There's a notional theme of course. Yusuke Emi's Volto is purportedly about two rival families competing for the position of Doge of Venice. That's a thin thematic veneer, however, just as there was an equally thin theme when Little Future published as Orc a previous edition of essentially the same game. Volto, and Orc before it, is actually a short, tight abstract strategy game for two players where neither players knows the identity of their opponent's pieces.



Players each have three Nobles, three Advisors, two Ladies, one Soldier and one Candidate but, as in the classic game Stratego (Jumbo Games) only you can see which is which as you deploy your pieces out onto the board (neoprene playmat laid out in a 5 x 7 grid).

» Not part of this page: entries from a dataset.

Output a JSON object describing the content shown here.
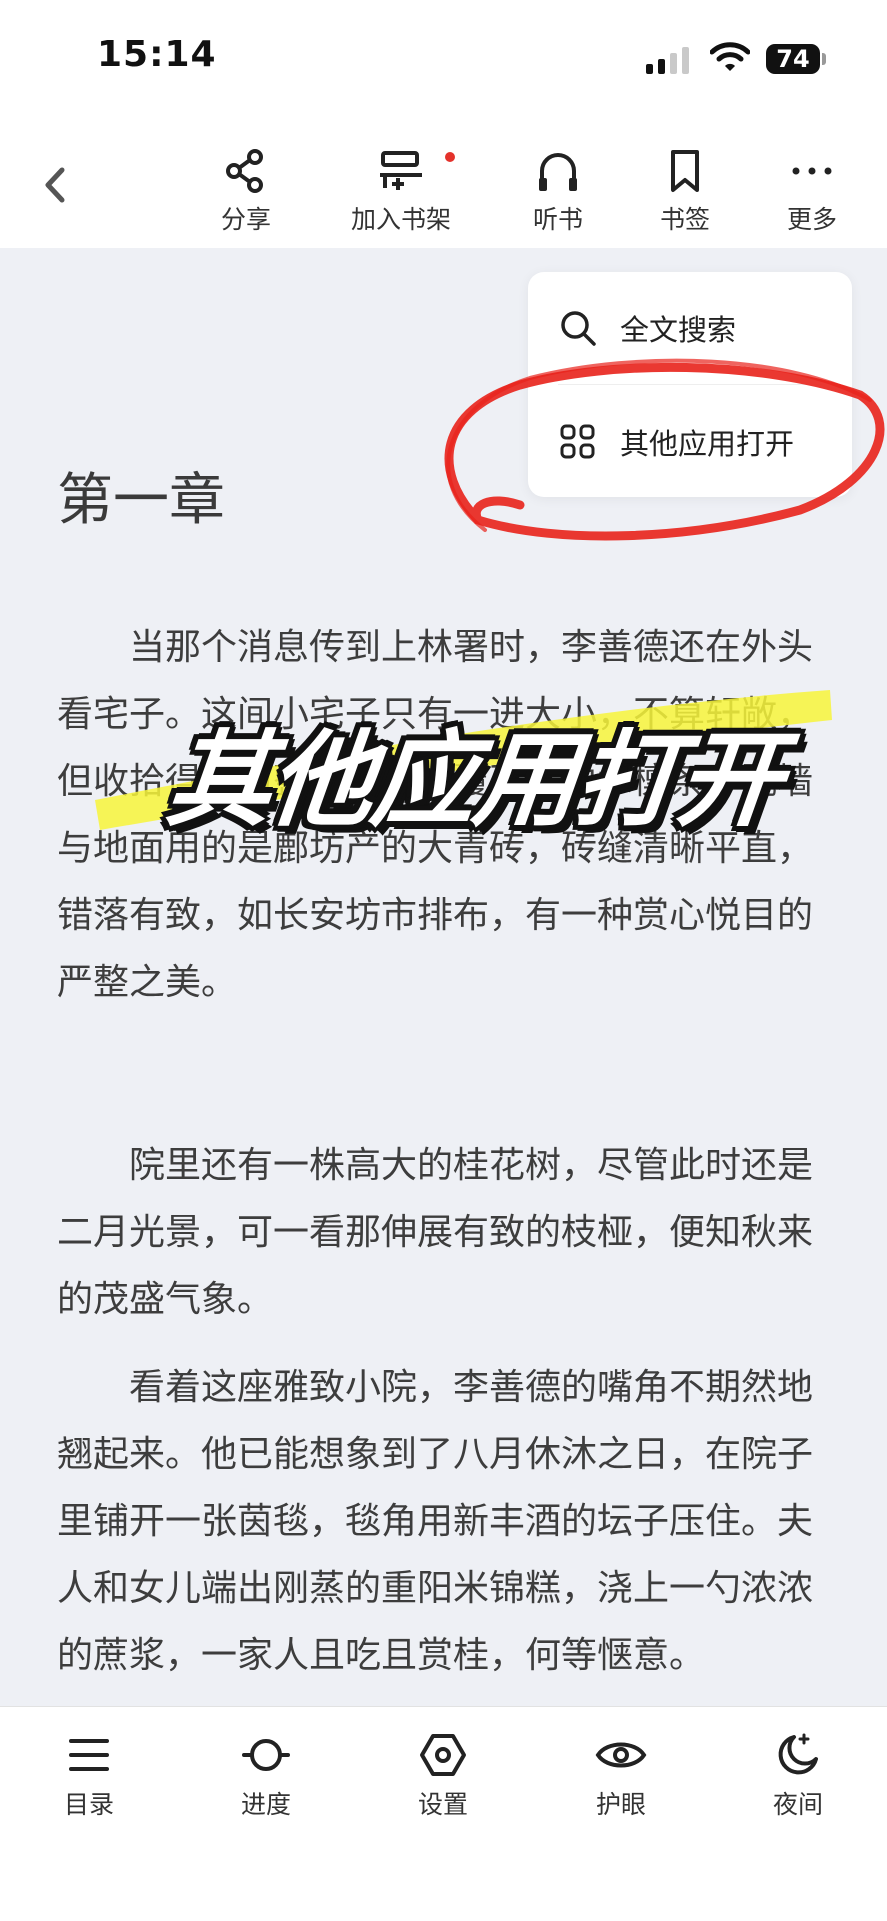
{
  "status_bar": {
    "time": "15:14",
    "battery": "74"
  },
  "toolbar": {
    "back_icon": "chevron-left-icon",
    "items": [
      {
        "label": "分享",
        "icon": "share-icon"
      },
      {
        "label": "加入书架",
        "icon": "add-to-shelf-icon",
        "badge": true
      },
      {
        "label": "听书",
        "icon": "headphones-icon"
      },
      {
        "label": "书签",
        "icon": "bookmark-icon"
      },
      {
        "label": "更多",
        "icon": "more-icon"
      }
    ]
  },
  "dropdown_menu": {
    "items": [
      {
        "label": "全文搜索",
        "icon": "search-icon"
      },
      {
        "label": "其他应用打开",
        "icon": "apps-grid-icon"
      }
    ]
  },
  "chapter": {
    "title": "第一章",
    "paragraphs": [
      "当那个消息传到上林署时，李善德还在外头看宅子。这间小宅子只有一进大小，不算轩敞，但收拾得颇为整洁。鱼鳞覆瓦，柏木檩条，院墙与地面用的是鄜坊产的大青砖，砖缝清晰平直，错落有致，如长安坊市排布，有一种赏心悦目的严整之美。",
      "院里还有一株高大的桂花树，尽管此时还是二月光景，可一看那伸展有致的枝桠，便知秋来的茂盛气象。",
      "看着这座雅致小院，李善德的嘴角不期然地翘起来。他已能想象到了八月休沐之日，在院子里铺开一张茵毯，毯角用新丰酒的坛子压住。夫人和女儿端出刚蒸的重阳米锦糕，浇上一勺浓浓的蔗浆，一家人且吃且赏桂，何等惬意。"
    ]
  },
  "overlay": {
    "caption": "其他应用打开",
    "annotation_color": "#e8221b",
    "highlight_color": "#f7f53a"
  },
  "bottom_nav": {
    "items": [
      {
        "label": "目录",
        "icon": "menu-list-icon"
      },
      {
        "label": "进度",
        "icon": "progress-icon"
      },
      {
        "label": "设置",
        "icon": "settings-hexagon-icon"
      },
      {
        "label": "护眼",
        "icon": "eye-icon"
      },
      {
        "label": "夜间",
        "icon": "night-mode-icon"
      }
    ]
  }
}
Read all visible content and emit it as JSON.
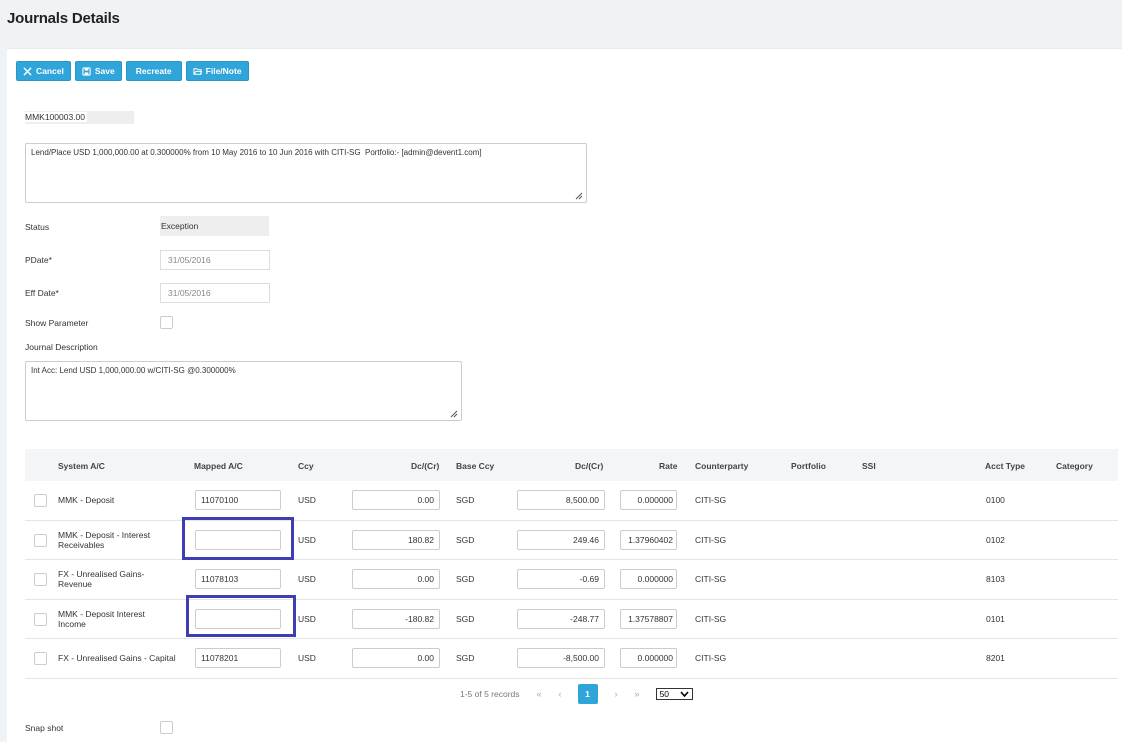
{
  "page": {
    "title": "Journals Details"
  },
  "toolbar": {
    "cancel": "Cancel",
    "save": "Save",
    "recreate": "Recreate",
    "file_note": "File/Note"
  },
  "reference": "MMK100003.00",
  "summary": "Lend/Place USD 1,000,000.00 at 0.300000% from 10 May 2016 to 10 Jun 2016 with CITI-SG  Portfolio:- [admin@devent1.com]",
  "form": {
    "status_label": "Status",
    "status_value": "Exception",
    "pdate_label": "PDate*",
    "pdate_value": "31/05/2016",
    "effdate_label": "Eff Date*",
    "effdate_value": "31/05/2016",
    "show_param_label": "Show Parameter",
    "journal_desc_label": "Journal Description",
    "journal_desc_value": "Int Acc: Lend USD 1,000,000.00 w/CITI-SG @0.300000%",
    "snapshot_label": "Snap shot"
  },
  "grid": {
    "columns": [
      "System A/C",
      "Mapped A/C",
      "Ccy",
      "Dc/(Cr)",
      "Base Ccy",
      "Dc/(Cr)",
      "Rate",
      "Counterparty",
      "Portfolio",
      "SSI",
      "Acct Type",
      "Category"
    ],
    "rows": [
      {
        "system": "MMK - Deposit",
        "mapped": "11070100",
        "ccy": "USD",
        "dc": "0.00",
        "base_ccy": "SGD",
        "base_dc": "8,500.00",
        "rate": "0.000000",
        "counterparty": "CITI-SG",
        "acct_type": "0100"
      },
      {
        "system": "MMK - Deposit - Interest Receivables",
        "mapped": "",
        "ccy": "USD",
        "dc": "180.82",
        "base_ccy": "SGD",
        "base_dc": "249.46",
        "rate": "1.37960402",
        "counterparty": "CITI-SG",
        "acct_type": "0102"
      },
      {
        "system": "FX - Unrealised Gains-Revenue",
        "mapped": "11078103",
        "ccy": "USD",
        "dc": "0.00",
        "base_ccy": "SGD",
        "base_dc": "-0.69",
        "rate": "0.000000",
        "counterparty": "CITI-SG",
        "acct_type": "8103"
      },
      {
        "system": "MMK - Deposit Interest Income",
        "mapped": "",
        "ccy": "USD",
        "dc": "-180.82",
        "base_ccy": "SGD",
        "base_dc": "-248.77",
        "rate": "1.37578807",
        "counterparty": "CITI-SG",
        "acct_type": "0101"
      },
      {
        "system": "FX - Unrealised Gains - Capital",
        "mapped": "11078201",
        "ccy": "USD",
        "dc": "0.00",
        "base_ccy": "SGD",
        "base_dc": "-8,500.00",
        "rate": "0.000000",
        "counterparty": "CITI-SG",
        "acct_type": "8201"
      }
    ]
  },
  "pager": {
    "records": "1-5 of 5 records",
    "first": "«",
    "prev": "‹",
    "current": "1",
    "next": "›",
    "last": "»",
    "page_size": "50"
  },
  "colors": {
    "accent": "#30a5d9",
    "highlight": "#3d3eb3"
  }
}
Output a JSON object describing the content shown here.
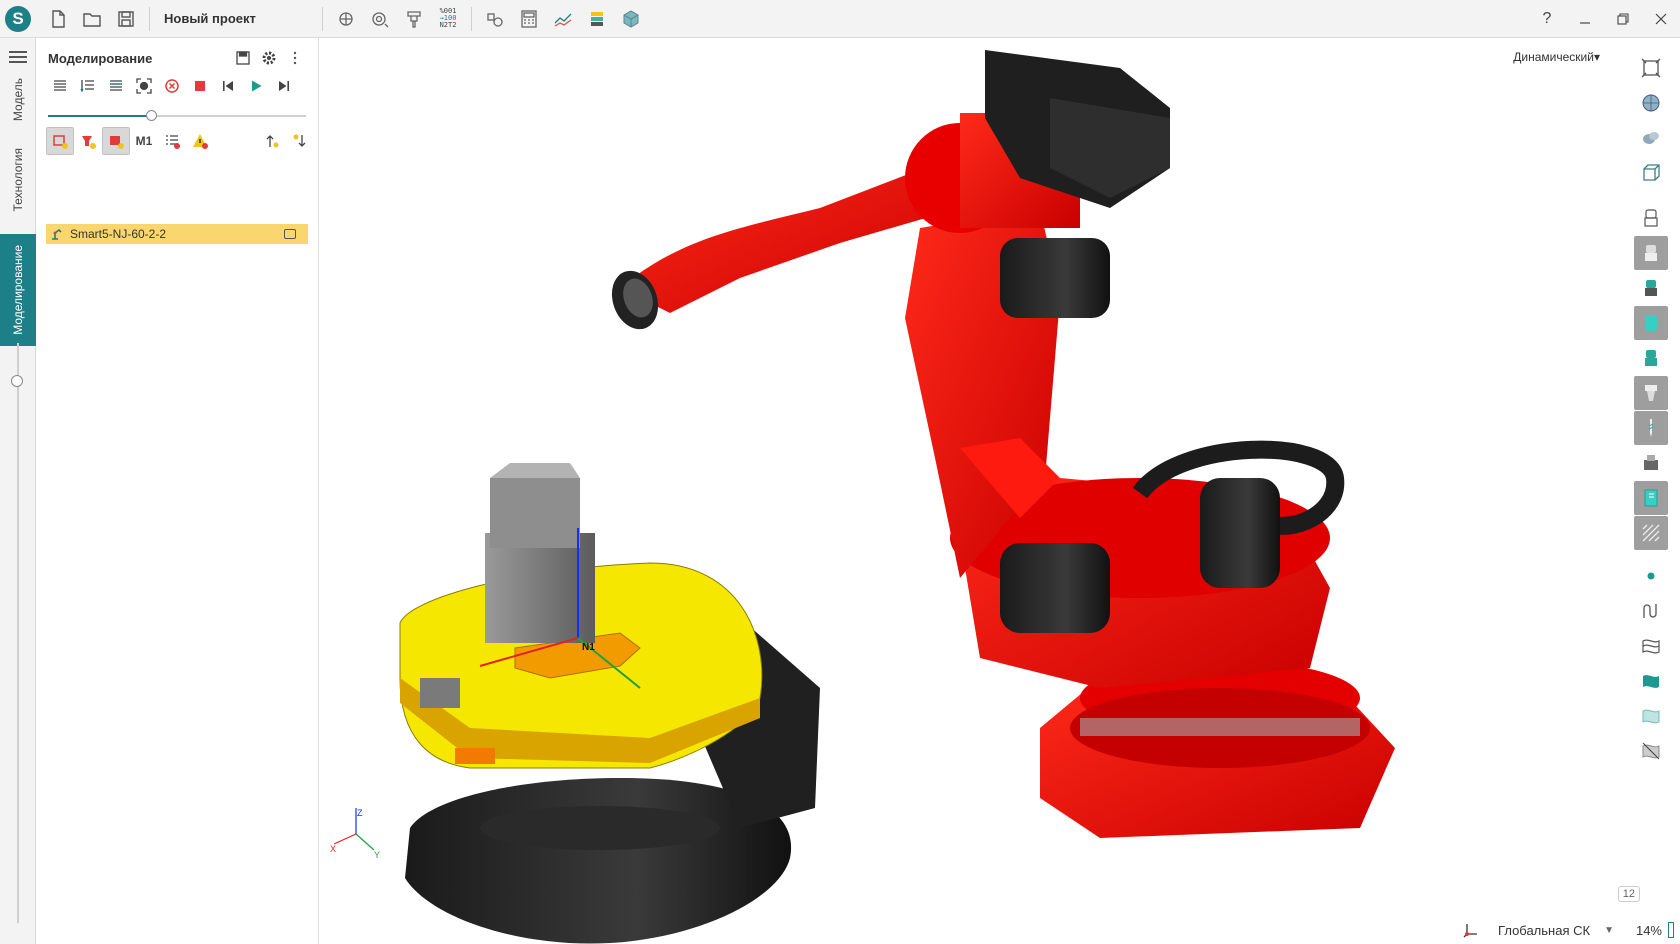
{
  "app": {
    "project_title": "Новый проект",
    "logo_letter": "S",
    "accent_color": "#1d7f87"
  },
  "toolbar": {
    "file_buttons": [
      "new-file-icon",
      "open-folder-icon",
      "save-icon"
    ],
    "tool_buttons": [
      "probe-icon",
      "tool-measure-icon",
      "holder-icon",
      "gcode-icon",
      "machine-icon",
      "calculator-icon",
      "chart-icon",
      "stack-icon",
      "cube-icon"
    ],
    "gcode_label_lines": [
      "%001",
      "→100",
      "N2T2"
    ],
    "help": "?"
  },
  "vtabs": {
    "items": [
      {
        "label": "Модель",
        "active": false
      },
      {
        "label": "Технология",
        "active": false
      },
      {
        "label": "Моделирование",
        "active": true
      }
    ]
  },
  "panel": {
    "title": "Моделирование",
    "tools_row2": [
      "M1"
    ],
    "slider_progress": 0.4,
    "tree": [
      {
        "label": "Smart5-NJ-60-2-2",
        "selected": true
      }
    ]
  },
  "viewport": {
    "view_mode": "Динамический",
    "axes": {
      "x": "X",
      "y": "Y",
      "z": "Z"
    },
    "origin_label": "N1",
    "status": {
      "coord_system": "Глобальная СК",
      "zoom": "14%",
      "counter": "12"
    }
  }
}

To win, you need to get your Candidate to your opponent's palace on the other side of the board, or capture your opponent's Candidate, or capture both of your opponent's Ladies.


Pieces each have their own particular movement abilities, so when, for example, you move your Soldier multiple spaces you'll be giving away that the piece you've moved is a Soldier. On the other hand when you move a piece one space along a diagonal, that piece could be an Advisor, a Lady or the Candidate... Volto then is a game both of strategic positioning and movement, as well as deduction and bluff.



Blue Orange have done a great job with the production of Volto. Aside from the neoprene play mat, we especially liked the fact that each of the plastic playing pieces has its movement options printed on it; this helps make Volto instantly playable out of the box. And it plays quickly too: even with the most deliberative players, you can expect games to take no more than 10 minutes.


You don't for a moment feel like you're electing the Doge of Venice but Volto is nonetheless an engrossing filler-length strategy game.